The bill proposed to end qualified immunity for law enforcement officers — which effectively has shielded them from personal liability for their professional actions — and to require prompter release of body-worn camera footage. The final version also bans chokeholds and carotid holds; introduces potential criminal charges for officers who fail to try to stop colleagues from using excessive force; creates a public database of officers who have been decertified, fired, found to be untruthful or in violation of training standards; and significantly increases citizen protections from police tear gas and projectiles.

The bill was introduced June 3, and by then all Democrats in the legislature had promised to support it. That alone would’ve been enough to carry the bill, since Democrats hold majorities in both the House and Senate.

But the sponsors picked up substantial Republican backing along the way, especially in the Senate. Ultimately the bill received “no” votes from just 15 of the 100 state lawmakers.

By June 15, just before the legislative session ended, the bill was on its way to the governor, who chose the morning of June 19 — Juneteenth, a commemoration of the end of U.S. slavery — to make it state law.

Polis said he was proud to sign it.

“Things cannot go back to normal,” he said. “We need to create a new normal where black Americans feel safe … and where black lives matter.”

In just 16 days, SB-217 went from a big, radical idea to a historic new law. That’s nearly unheard of in state government.

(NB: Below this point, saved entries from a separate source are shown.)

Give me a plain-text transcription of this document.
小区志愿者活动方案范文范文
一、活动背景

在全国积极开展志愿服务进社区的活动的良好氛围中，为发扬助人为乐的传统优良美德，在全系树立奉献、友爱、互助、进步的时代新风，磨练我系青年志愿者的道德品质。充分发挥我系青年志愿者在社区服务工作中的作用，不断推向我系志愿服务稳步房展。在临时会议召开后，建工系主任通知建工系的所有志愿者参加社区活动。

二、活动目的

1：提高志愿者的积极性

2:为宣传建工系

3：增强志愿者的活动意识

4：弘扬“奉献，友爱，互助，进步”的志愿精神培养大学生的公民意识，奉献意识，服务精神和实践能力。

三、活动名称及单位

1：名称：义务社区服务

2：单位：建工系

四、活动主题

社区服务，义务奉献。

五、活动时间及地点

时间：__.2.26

It’s really quite remarkable.

Meanwhile, here’s a 6CA case which is a good reminder of the damage the judicially-invented doctrine of qualified immunity has wrought:

Amazing how when you announce that officers will not be held liable for virtually any mis conduct they will have graphics of policemen beating civilians in their official training manuals.

I don’t want to overestimate the progress here — it took more than three months for even one of the cops who murdered Breonna Taylor to even be fired — but the mass protests that have followed the lynching of George Floyd are clearly having a major impact.